The bureau’s proposal would not specifically ban arbitration clauses, which have become common in consumer contracts. Rather, it would prevent those arbitration clauses from including language that bans consumers from joining class-action cases.
Such bans are common, and they’ve become more widely enforced after a 2011 Supreme Court ruling that said federal law requires state courts to honor bans, even if state laws prohibit them.
Arbitration clauses and related class-action bans have since become a hot topic among consumer advocates, who argue consumers are prevented from joining together to take on big companies in lawsuits that can result in millions of dollars in damages — payouts large enough to prompt changes in practices harmful to consumers.
For instance, a Santa Barbara attorney last year filed a class-action case against Wells Fargo on behalf of customers who say the bank created fake accounts in their names. But a federal judge ruled that arbitration clauses signed by customers prohibited the case from moving forward.
Alan Kaplinsky, a partner at the law firm Ballard Spahr who will testify at Thursday’s hearing on the industry’s behalf, acknowledged the main attraction of arbitration clauses was that they prevented class actions and their potentially multimillion-dollar judgments.
“What made arbitration clauses attractive was their impact on class-action litigation,” he said. “Most banks and companies using it now will conclude it’s no longer worth it.”
That will mean, he said, consumers have no option but to take banks to court if they believe they’ve been wronged. And in court, Kaplinsky said, consumers can easily be outgunned.
“Companies, in general, believe they have an advantage over consumers in court,” he said. “If a consumer wants to go to court, they have to take time out from work. Cases last longer [than in arbitration]. That’s good. Companies like to drag things out.”
Travis Norton, executive director of the U.S. Chamber of Commerce’s Center for Capital Markets Competitiveness, called the proposed rules “a backdoor ban” on arbitration clauses, which he said can provide individual consumers the chance for more financial relief than a class-action suit.
Thaddeus King, an officer with the nonprofit Pew Charitable Trusts’ consumer banking project, said it’s probably true that banks will ditch arbitration clauses if the CFPB’s rules take effect. But he said consumers will probably be just fine.
“That wouldn’t mean a consumer and a bank can’t go to arbitration. They’re always free to choose that option,” he said, noting that some banks and credit unions without arbitration clauses still resolve consumer disputes through arbitration.
King added that some consumers who might have preferred arbitration could be forced into court instead and might opt against the hassle and expense of filing a case. But he said more consumers will be helped by being able to participate in class-action cases.

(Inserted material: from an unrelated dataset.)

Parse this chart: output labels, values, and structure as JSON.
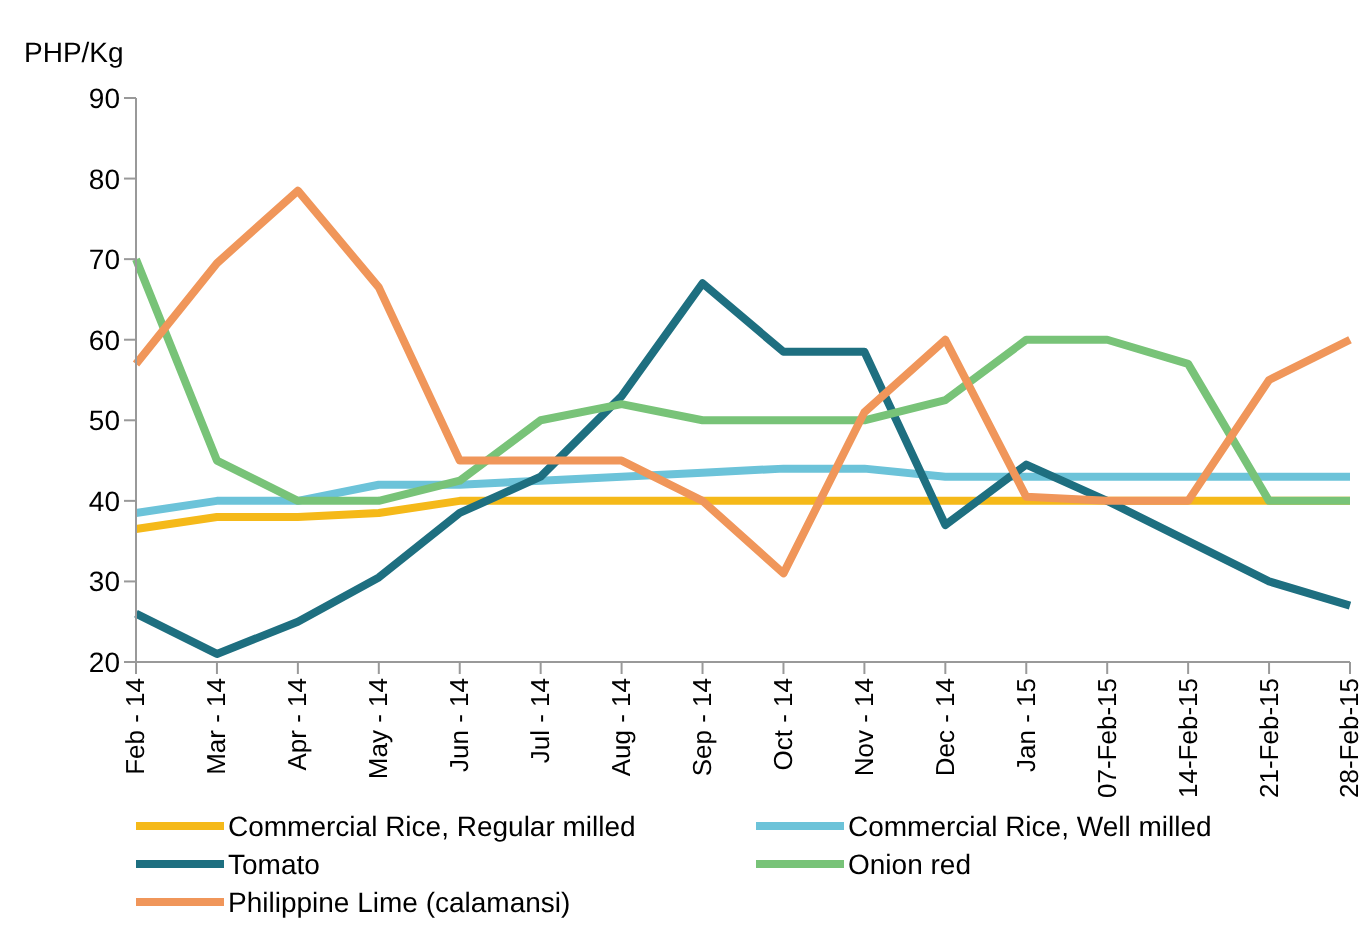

Class actions allow many consumers, all with relatively small claims, to band together and file cases that it would otherwise make no sense to pursue.
Mark Greenstone, a partner at L.A. class-action law firm Glancy Prongay & Murray, said that if a bank charged an illegal fee of $10 a month, no individual consumer would hire a lawyer to sue the bank — nor would any lawyer handle the case.
“The consumer’s cost of hiring an attorney and litigating that is going to quickly exceed the value of the claim,” he said. “Only a zealot doing it for a moral purpose would do that.”
But if the bank has charged the same fee to hundreds or thousands of consumers, a class action can make sense.
“Class actions are able to be brought by large numbers of consumers who have been harmed a very small amount individually,” King said.
Kaplinsky said in cases where bank practices cause small amounts of harm to many consumers, the Consumer Financial Protection Bureau, federal prosecutors and state regulators should intervene rather than letting class-action cases set the agenda.
“That’s where the CFPB and the government steps in. They’re very good at dealing with that kind of wrongdoing,” he said.